As a U.S. equity rally stalled this week, investors poured a net $24.5 billion into bonds, the third largest weekly inflows ever recorded, while pulling $3.8 billion out of stocks, according to BoFA Global Research. Gold drew its second largest inflows on record, while investors socked nearly $41 billion away in cash.
Meanwhile, the dollar hit its lowest level in nearly two years, weighed down in part by growth-chasing investors cutting positions in U.S. assets in favor of allocations to Europe. In the bond market, yields on Treasury Inflation-Protected Securities (TIPS), which adjust for inflation – are near all-time lows.
“We are definitely concerned,” said Nick Maroutsos, Head of Global Bonds at Janus Henderson Investors. “I don’t think you can blindly buy assets. A lot of the value has been squeezed.”
Maroutsos said there was some “fear of missing out” in the market with the expectation that actions by the U.S. Federal Reserve can continue to keep risk assets elevated, and that investors were “looking to hedge some of their portfolio given the move in risk assets”.
He added that behavior “can certainly continue.”
The U.S. central bank has pledged unlimited financial asset purchases. While the vast majority of these purchases have been limited to U.S. Treasuries and mortgage-backed securities, the Fed’s pledge to bolster the corporate bond market has spurred a frenzy for bonds and stocks.
The Fed’s July 28-29 meeting could describe the turn the economy seems to be approaching. The U.S. economic outlook has darkened in the past month.
Investors are weighing coronavirus cases escalating in southern and western U.S. states, rising tensions between the U.S. and China, potential volatility stemming from the Nov. 3 presidential election and the level of debt being built up to fight the effects of the virus.
Jeffrey Gundlach, chief executive officer of Doubleline Capital, which oversees $138 billion invested primarily in fixed income, said he was concerned about the level of debt being built up in the economy via multiple stimulus programs over the years.

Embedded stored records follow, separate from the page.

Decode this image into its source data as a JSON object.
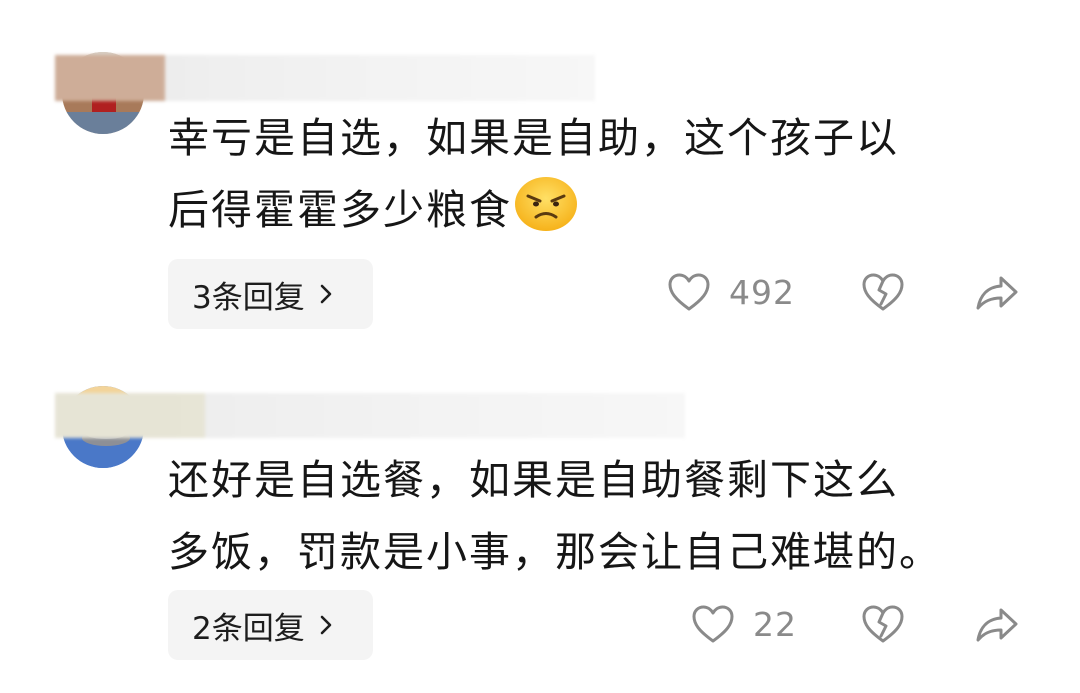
{
  "comments": [
    {
      "text": "幸亏是自选，如果是自助，这个孩子以\n后得霍霍多少粮食",
      "emoji_icon": "annoyed-face-icon",
      "reply_label": "3条回复",
      "likes": "492"
    },
    {
      "text": "还好是自选餐，如果是自助餐剩下这么\n多饭，罚款是小事，那会让自己难堪的。",
      "reply_label": "2条回复",
      "likes": "22"
    }
  ],
  "icons": {
    "like": "heart-outline-icon",
    "dislike": "broken-heart-icon",
    "share": "share-arrow-icon",
    "reply_chevron": "chevron-right-icon"
  },
  "colors": {
    "text": "#161616",
    "count": "#8a8a8a",
    "reply_bg": "#f4f4f4",
    "icon": "#8a8a8a"
  }
}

He believes that will weigh on the dollar as the U.S. deficits grow. While the dollar may benefit short term if there is equity weakness, “ultimately it weakens as the debt situation is really remarkably bad for a developed country.”
There are also concerns that the blistering rally in the S&P 500 from its March lows has been led by a small group of technology-related names. Facebook, Amazon, Apple, Microsoft and Google, the five largest U.S. stocks, now account for 22% of the S&P 500’s market capitalization, analysts at Goldman Sachs said in a recent report.
The equity market’s leadership and frenzied buying by retail investors “is classic bear market rally activity,” said Gundlach, and feels similar to 1999 – which was prior to the dotcom bubble bursting.
However, it is “way worse because we don’t have the ability to cut interest rates” and have “used all the tools that are typically reserved for fighting economic problems,” he said.
Some are looking more positively abroad.
Gross domestic product growth in both the United States and Europe should take hits next year, according to Société Générale. Yet the firm projects a 5.2% rebound for EU growth in 2022, compared with a 2.5% bounce in the United States.
“Next year will be the year of recovery for Europe and East Asia, where in the U.S. a vaccine won’t have the same impact because the virus is not contained,” said David Kelly, chief global strategist at JP Morgan Funds.
U.S. cases of the virus continue to increase at the fastest rate in the world.
“In the U.S. right now we are seeing a bit of ‘what does this mean?’” said Jim Schaeffer, head of leveraged finance at Aegon Asset Management. “We sold on the complete unknown and rallied on hope.”